一旁的蘇禦緊繃的心絃終於鬆緩,他望著幻境中那個淚光閃爍卻眼神堅定的身影,心口泛起密密麻麻的疼惜與驕傲。他比誰都清楚,晚晴一路走來,承受了多少誤解與苦難,卻從未真正淪為反派,這份初心,遠比世間任何神器都要珍貴。
幻境光幕緩緩散去,江晚晴緩步走出,衣衫微亂,眸中卻亮得如同星辰,周身散發出的氣息,與元初界的起源秩序隱隱相融。

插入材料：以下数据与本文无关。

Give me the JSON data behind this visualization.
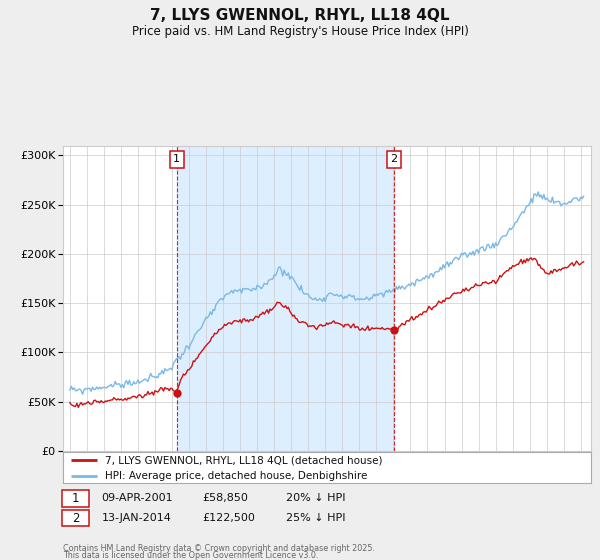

元初靈祖緩緩抬手,漫天封鎖的金色鎖鏈盡數收回,化作點點金光融入天地之間。它對著江晚晴微微頷首,聲音中少了威嚴,多了幾分溫和:“吾守元初界億萬年,見過無數覬覦本源的強者,或貪其力量,或欲掌控宇宙,唯有汝,歷經穿界之苦、被迫之難,初心不改,守護不移。”
“汝之心,認可多元秩序;汝之魂,契合起源本意。”
“吾,準許汝接近元初本源核心。”
話音落下,元初界深處那團無盡的創世光暈,忽然綻放出萬千道柔和的金光,如同迎接歸人一般,緩緩朝著江晚晴的方向延伸而來,空氣中的本源之力,更是溫順得如同孩童,輕輕環繞在她周身。
蘇禦快步走到江晚晴身邊,緊緊握住她微涼的手,指尖的溫度傳遞著無聲的安慰與支援。江晚晴抬頭望向他,眼中淚光未乾,卻露出了一抹釋然的笑容。
可就在二人即將邁步走向元初核心的剎那,域外暗界的裂隙轟然炸開!
一股比之前強橫百倍的邪惡力量噴湧而出,直接震碎了靈祖佈下的最後一層防禦,那道熟悉又陰冷的笑聲,帶著徹骨的恨意,響徹整個元初界:“想取元初本源?做夢!萬古之仇,今日便要你們連本帶利償還!”
一道漆黑的身影,自裂隙之中徹底踏出,周身散發的氣息,竟讓元初界的起源金光都開始劇烈顫抖。
而蘇禦在看清那道身影麵容的瞬間,臉色驟然慘白,瞳孔猛地收縮,渾身血液彷彿瞬間凍結!